Extraction of Atypical Aspects from Customer Reviews: Datasets and Experiments with Language Models
This work addresses the need for serendipitous recommendations in domains like restaurants and hotels, though it is incremental as it builds on existing language models for a new task.
The paper tackles the problem of detecting atypical aspects in customer reviews to enhance recommendations, by introducing a new task and manually annotating benchmark datasets across three domains, and evaluates language models like Flan-T5 and GPT-3.5, achieving competitive performance with specific gains in extraction accuracy.

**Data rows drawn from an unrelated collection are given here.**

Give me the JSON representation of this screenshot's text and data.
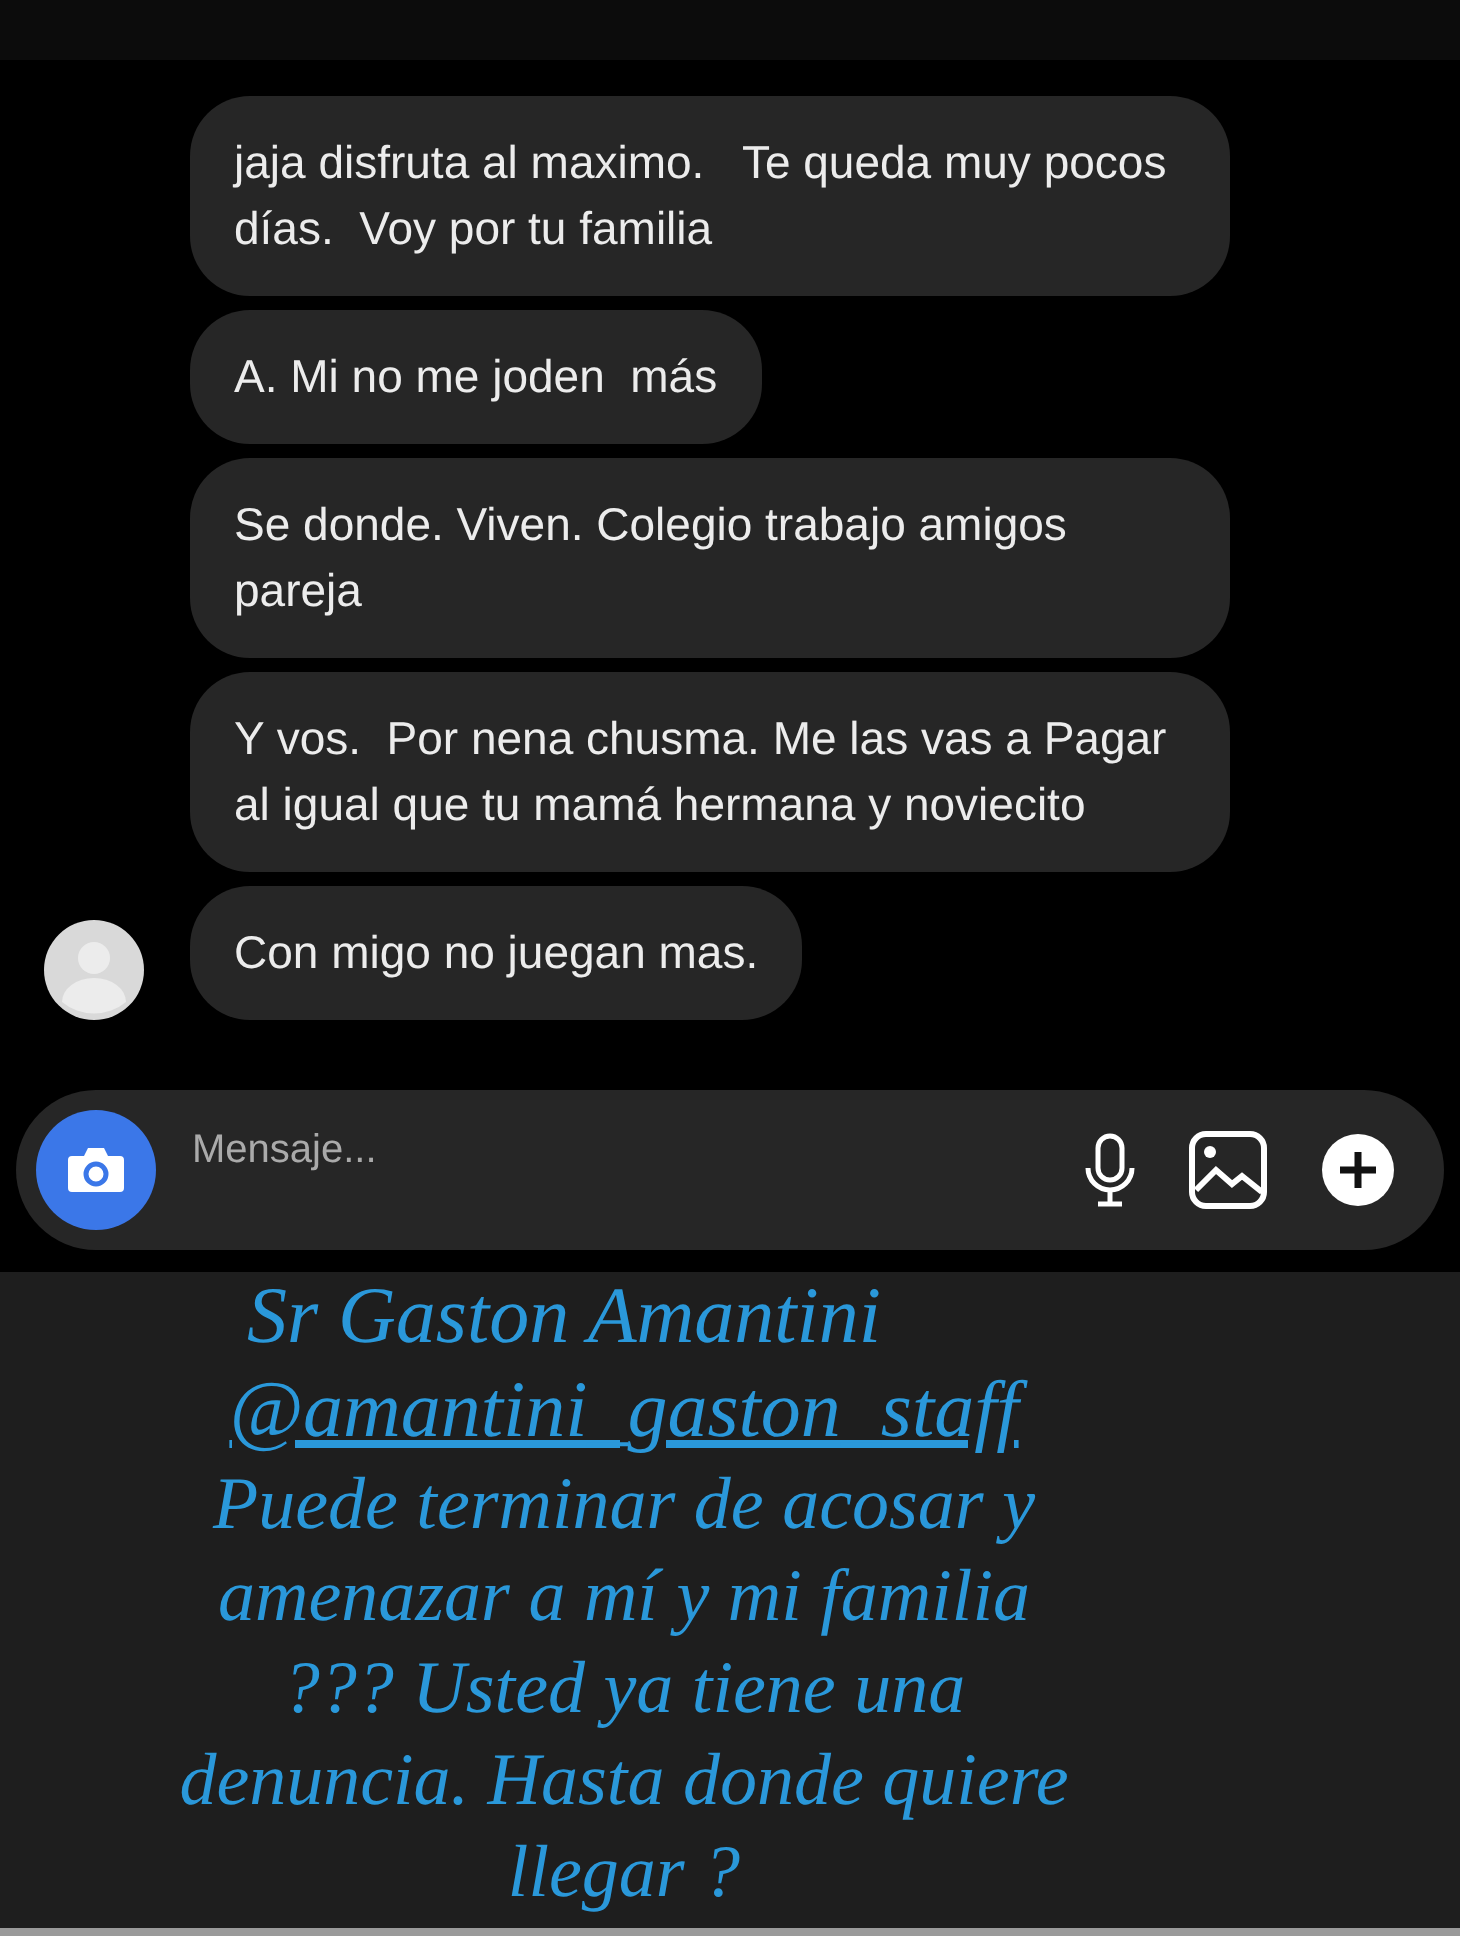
{
  "messages": [
    {
      "text": "jaja disfruta al maximo.   Te queda muy pocos días.  Voy por tu familia",
      "avatar": false
    },
    {
      "text": "A. Mi no me joden  más",
      "avatar": false
    },
    {
      "text": "Se donde. Viven. Colegio trabajo amigos pareja",
      "avatar": false
    },
    {
      "text": "Y vos.  Por nena chusma. Me las vas a Pagar al igual que tu mamá hermana y noviecito",
      "avatar": false
    },
    {
      "text": "Con migo no juegan mas.",
      "avatar": true
    }
  ],
  "composer": {
    "placeholder": "Mensaje..."
  },
  "story_text": {
    "title": "Sr Gaston Amantini",
    "handle": "@amantini_gaston_staff",
    "body": "Puede terminar de acosar y amenazar a mí y mi familia ??? Usted ya tiene una denuncia. Hasta donde quiere llegar ?"
  }
}
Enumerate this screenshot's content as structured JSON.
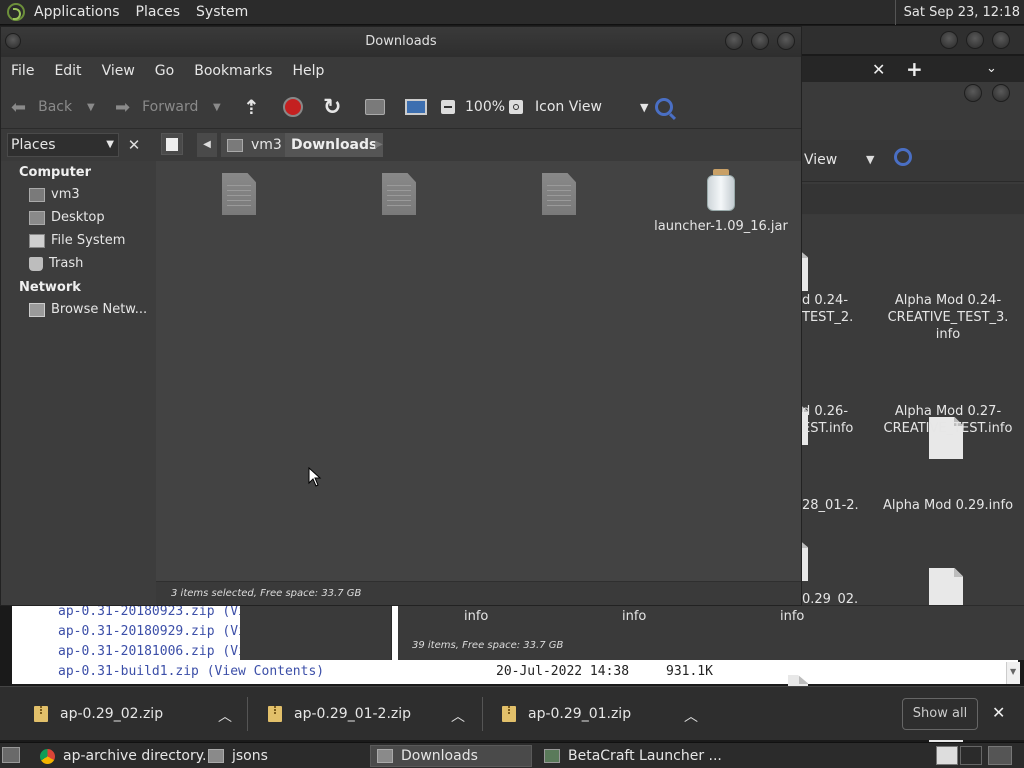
{
  "top_panel": {
    "menus": [
      "Applications",
      "Places",
      "System"
    ],
    "clock": "Sat Sep 23, 12:18"
  },
  "background_browser": {
    "rows": [
      {
        "name": "ap-0.31-20180923.zip",
        "link": "(Vi"
      },
      {
        "name": "ap-0.31-20180929.zip",
        "link": "(Vi"
      },
      {
        "name": "ap-0.31-20181006.zip",
        "link": "(Vi"
      },
      {
        "name": "ap-0.31-build1.zip",
        "link": "(View Contents)",
        "date": "20-Jul-2022 14:38",
        "size": "931.1K"
      }
    ]
  },
  "background_file_window": {
    "view_label": "View",
    "status": "39 items, Free space: 33.7 GB",
    "partial_labels": [
      {
        "l1": "d 0.24-",
        "l2": "TEST_2."
      },
      {
        "l1": "d 0.26-",
        "l2": "EST.info"
      },
      {
        "l1": "28_01-2.",
        "l2": ""
      },
      {
        "l1": "0.29_02.",
        "l2": "info"
      }
    ],
    "bottom_labels": [
      "info",
      "info"
    ],
    "files": [
      {
        "label": "Alpha Mod 0.24-CREATIVE_TEST_3.info",
        "lines": [
          "Alpha Mod 0.24-",
          "CREATIVE_TEST_3.",
          "info"
        ]
      },
      {
        "label": "Alpha Mod 0.27-CREATIVE_TEST.info",
        "lines": [
          "Alpha Mod 0.27-",
          "CREATIVE_TEST.info"
        ]
      },
      {
        "label": "Alpha Mod 0.29.info",
        "lines": [
          "Alpha Mod 0.29.info"
        ]
      }
    ]
  },
  "window": {
    "title": "Downloads",
    "menus": [
      "File",
      "Edit",
      "View",
      "Go",
      "Bookmarks",
      "Help"
    ],
    "toolbar": {
      "back": "Back",
      "forward": "Forward",
      "zoom": "100%",
      "view_mode": "Icon View"
    },
    "side_combo": "Places",
    "breadcrumb": [
      "vm3",
      "Downloads"
    ],
    "sidebar": {
      "sections": [
        {
          "title": "Computer",
          "items": [
            "vm3",
            "Desktop",
            "File System",
            "Trash"
          ]
        },
        {
          "title": "Network",
          "items": [
            "Browse Netw..."
          ]
        }
      ]
    },
    "files": [
      {
        "label": "",
        "selected": true
      },
      {
        "label": "",
        "selected": true
      },
      {
        "label": "",
        "selected": true
      },
      {
        "label": "launcher-1.09_16.jar",
        "selected": false
      }
    ],
    "status": "3 items selected, Free space: 33.7 GB"
  },
  "downloads_shelf": {
    "items": [
      "ap-0.29_02.zip",
      "ap-0.29_01-2.zip",
      "ap-0.29_01.zip"
    ],
    "show_all": "Show all"
  },
  "taskbar": {
    "tasks": [
      "ap-archive directory...",
      "jsons",
      "Downloads",
      "BetaCraft Launcher ..."
    ],
    "active": "Downloads"
  }
}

A restaurant dinner may become a memorable experience due to an unexpected aspect enjoyed by the customer, such as an origami-making station in the waiting area. If aspects that are atypical for a restaurant experience were known in advance, they could be leveraged to make recommendations that have the potential to engender serendipitous experiences, further increasing user satisfaction. Although relatively rare, whenever encountered, atypical aspects often end up being mentioned in reviews due to their memorable quality. Correspondingly, in this paper we introduce the task of detecting atypical aspects in customer reviews. To facilitate the development of extraction models, we manually annotate benchmark datasets of reviews in three domains - restaurants, hotels, and hair salons, which we use to evaluate a number of language models, ranging from fine-tuning the instruction-based text-to-text transformer Flan-T5 to zero-shot and few-shot prompting of GPT-3.5.